Destarte, o romance/poema Iracema se insere na deliberada missão intelectual que Alencar se atribuiu, a de realizar o projeto literário de construção da nova nação, saída de longo mergulho colonial, onde tudo estava por se fazer. Era preciso criar e unificar a língua e a memória coletiva de modo a sustentar uma ideia de nação, que, sabemos, sofreu grandes perigos de desintegração pelas sucessivas revoluções regionais. Alencar, então, se propôs a criar uma obra que fosse como uma lanterna cuja luz se distribuísse equitativamente por todo o Brasil, produzindo um efeito unificador. Tendo por rumo seu projeto nacionalista, buscou elaborar a saga da nossa formação como nação e povo, que haveria, naturalmente, de começar pelo momento de seu nascimento – o encontro entre Iracema e Martim, natureza e civilização. 
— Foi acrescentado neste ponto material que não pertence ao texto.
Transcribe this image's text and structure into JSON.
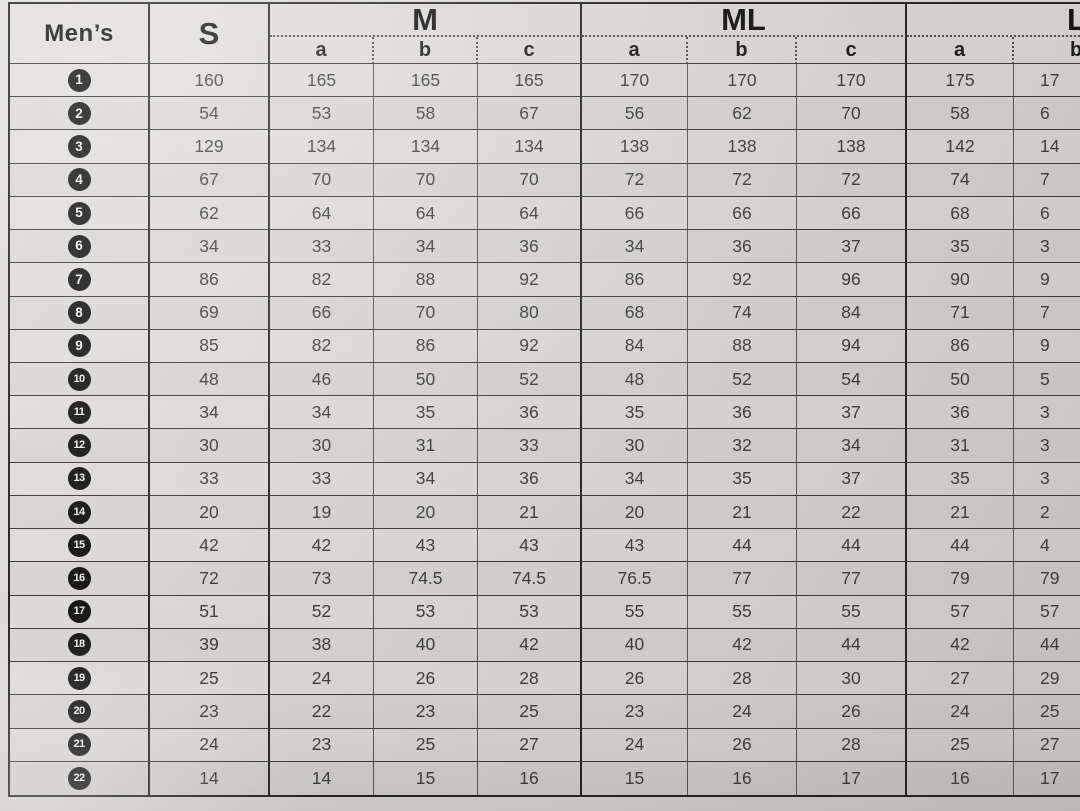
{
  "table": {
    "corner_label": "Men’s",
    "groups": [
      {
        "label": "S",
        "subcols": []
      },
      {
        "label": "M",
        "subcols": [
          "a",
          "b",
          "c"
        ]
      },
      {
        "label": "ML",
        "subcols": [
          "a",
          "b",
          "c"
        ]
      },
      {
        "label": "L",
        "subcols": [
          "a",
          "b"
        ]
      }
    ],
    "rows": [
      {
        "num": "1",
        "s": "160",
        "m_a": "165",
        "m_b": "165",
        "m_c": "165",
        "ml_a": "170",
        "ml_b": "170",
        "ml_c": "170",
        "l_a": "175",
        "l_b": "17"
      },
      {
        "num": "2",
        "s": "54",
        "m_a": "53",
        "m_b": "58",
        "m_c": "67",
        "ml_a": "56",
        "ml_b": "62",
        "ml_c": "70",
        "l_a": "58",
        "l_b": "6"
      },
      {
        "num": "3",
        "s": "129",
        "m_a": "134",
        "m_b": "134",
        "m_c": "134",
        "ml_a": "138",
        "ml_b": "138",
        "ml_c": "138",
        "l_a": "142",
        "l_b": "14"
      },
      {
        "num": "4",
        "s": "67",
        "m_a": "70",
        "m_b": "70",
        "m_c": "70",
        "ml_a": "72",
        "ml_b": "72",
        "ml_c": "72",
        "l_a": "74",
        "l_b": "7"
      },
      {
        "num": "5",
        "s": "62",
        "m_a": "64",
        "m_b": "64",
        "m_c": "64",
        "ml_a": "66",
        "ml_b": "66",
        "ml_c": "66",
        "l_a": "68",
        "l_b": "6"
      },
      {
        "num": "6",
        "s": "34",
        "m_a": "33",
        "m_b": "34",
        "m_c": "36",
        "ml_a": "34",
        "ml_b": "36",
        "ml_c": "37",
        "l_a": "35",
        "l_b": "3"
      },
      {
        "num": "7",
        "s": "86",
        "m_a": "82",
        "m_b": "88",
        "m_c": "92",
        "ml_a": "86",
        "ml_b": "92",
        "ml_c": "96",
        "l_a": "90",
        "l_b": "9"
      },
      {
        "num": "8",
        "s": "69",
        "m_a": "66",
        "m_b": "70",
        "m_c": "80",
        "ml_a": "68",
        "ml_b": "74",
        "ml_c": "84",
        "l_a": "71",
        "l_b": "7"
      },
      {
        "num": "9",
        "s": "85",
        "m_a": "82",
        "m_b": "86",
        "m_c": "92",
        "ml_a": "84",
        "ml_b": "88",
        "ml_c": "94",
        "l_a": "86",
        "l_b": "9"
      },
      {
        "num": "10",
        "s": "48",
        "m_a": "46",
        "m_b": "50",
        "m_c": "52",
        "ml_a": "48",
        "ml_b": "52",
        "ml_c": "54",
        "l_a": "50",
        "l_b": "5"
      },
      {
        "num": "11",
        "s": "34",
        "m_a": "34",
        "m_b": "35",
        "m_c": "36",
        "ml_a": "35",
        "ml_b": "36",
        "ml_c": "37",
        "l_a": "36",
        "l_b": "3"
      },
      {
        "num": "12",
        "s": "30",
        "m_a": "30",
        "m_b": "31",
        "m_c": "33",
        "ml_a": "30",
        "ml_b": "32",
        "ml_c": "34",
        "l_a": "31",
        "l_b": "3"
      },
      {
        "num": "13",
        "s": "33",
        "m_a": "33",
        "m_b": "34",
        "m_c": "36",
        "ml_a": "34",
        "ml_b": "35",
        "ml_c": "37",
        "l_a": "35",
        "l_b": "3"
      },
      {
        "num": "14",
        "s": "20",
        "m_a": "19",
        "m_b": "20",
        "m_c": "21",
        "ml_a": "20",
        "ml_b": "21",
        "ml_c": "22",
        "l_a": "21",
        "l_b": "2"
      },
      {
        "num": "15",
        "s": "42",
        "m_a": "42",
        "m_b": "43",
        "m_c": "43",
        "ml_a": "43",
        "ml_b": "44",
        "ml_c": "44",
        "l_a": "44",
        "l_b": "4"
      },
      {
        "num": "16",
        "s": "72",
        "m_a": "73",
        "m_b": "74.5",
        "m_c": "74.5",
        "ml_a": "76.5",
        "ml_b": "77",
        "ml_c": "77",
        "l_a": "79",
        "l_b": "79"
      },
      {
        "num": "17",
        "s": "51",
        "m_a": "52",
        "m_b": "53",
        "m_c": "53",
        "ml_a": "55",
        "ml_b": "55",
        "ml_c": "55",
        "l_a": "57",
        "l_b": "57"
      },
      {
        "num": "18",
        "s": "39",
        "m_a": "38",
        "m_b": "40",
        "m_c": "42",
        "ml_a": "40",
        "ml_b": "42",
        "ml_c": "44",
        "l_a": "42",
        "l_b": "44"
      },
      {
        "num": "19",
        "s": "25",
        "m_a": "24",
        "m_b": "26",
        "m_c": "28",
        "ml_a": "26",
        "ml_b": "28",
        "ml_c": "30",
        "l_a": "27",
        "l_b": "29"
      },
      {
        "num": "20",
        "s": "23",
        "m_a": "22",
        "m_b": "23",
        "m_c": "25",
        "ml_a": "23",
        "ml_b": "24",
        "ml_c": "26",
        "l_a": "24",
        "l_b": "25"
      },
      {
        "num": "21",
        "s": "24",
        "m_a": "23",
        "m_b": "25",
        "m_c": "27",
        "ml_a": "24",
        "ml_b": "26",
        "ml_c": "28",
        "l_a": "25",
        "l_b": "27"
      },
      {
        "num": "22",
        "s": "14",
        "m_a": "14",
        "m_b": "15",
        "m_c": "16",
        "ml_a": "15",
        "ml_b": "16",
        "ml_c": "17",
        "l_a": "16",
        "l_b": "17"
      }
    ]
  }
}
Esse encontro se dá primeiramente, quase de relance, pelo conflito, mas logo cede lugar ao amor. Iracema ao avistar Martim se assusta e quase o alveja com uma flecha. No entanto, logo nutre amor e desejo pelo forasteiro e ele, por ela. A união dos dois tem por efeito a morte da tribo dos tabajaras. Veja como Alencar concebe a devastação de todo um povo como imprescindível para o surgimento de um novo – o mesmo se verifica em O Guarani (1857). Diferentemente do romance de 1857, o de 1865 reconhece a existência e insistência do índio, o qual deve ser extinto ou assimilado: “Martim e Camarão partiram para as margens do Mearim a castigar o feroz tupinambá e expulsar o branco tapuia” (ALENCAR, 2017). O índio, que teimava em existir, tinha duas opções, ser um Poti ou um Irapuã. Veja que é o mesmo pensamento de Anchieta, e portanto colonizatório: ou o índio se converte ou será castigado. Ou seja: como dito no início: Alencar rejeita a colonização ao mesmo tempo que defende o domínio latifundiário. 


Não se pode esquecer que seguida a Lei de Terras (1850), consolidando o poder e o domínio dos latifundiários, permitiu-se que índios (assim como sertanejos e pequenos proprietários) fossem desapropriados de suas áreas tradicionais e realocados em espaços onde estariam bem mais sujeitos ao controle social e econômico (qualquer semelhança com o presente não é mera coincidência). A desapropriação e a assimilação dos índios é coerente com a visão de nação que Alencar concebia – uma nação de latifúndios (BOSI, 1999, p. 219). 


Para concluir – Mário de Alencar, filho do escritor cearense, em seu curto ensaio, José de Alencar, o escritor e o político, lhe traça um retrato de duas faces: a do escritor, marcada pela imaginação, pelo sentimento e pela fantasia; e a do político, que age segundo a razão, a realidade e a prudência. Essas duas faces uniam-se por um traço comum: a índole, a alma brasileira (ALENCAR, 1965). Em Iracema há esse traço comum, que se tornou o imaginário nacional: a política exploratória encapsulada pelo sentimentalismo para ser palatável. A barbárie sugar coated.



REFERÊNCIAS


ALENCAR, José de. Sonhos d’ouro. Rio de Janeiro: [s.n.], 1872.

________________. Iracema. Brasília: Câmara dos Deputados, Edições Câmara, 2 Ed., 2017.

ALENCAR, Mário de. Ficção completa e outros escritos. Rio de Janeiro: Nova Aguilar, 1965.

BOSI, Alfredo. Dialética da colonização. São Paulo: Companhia das Letras, 1999.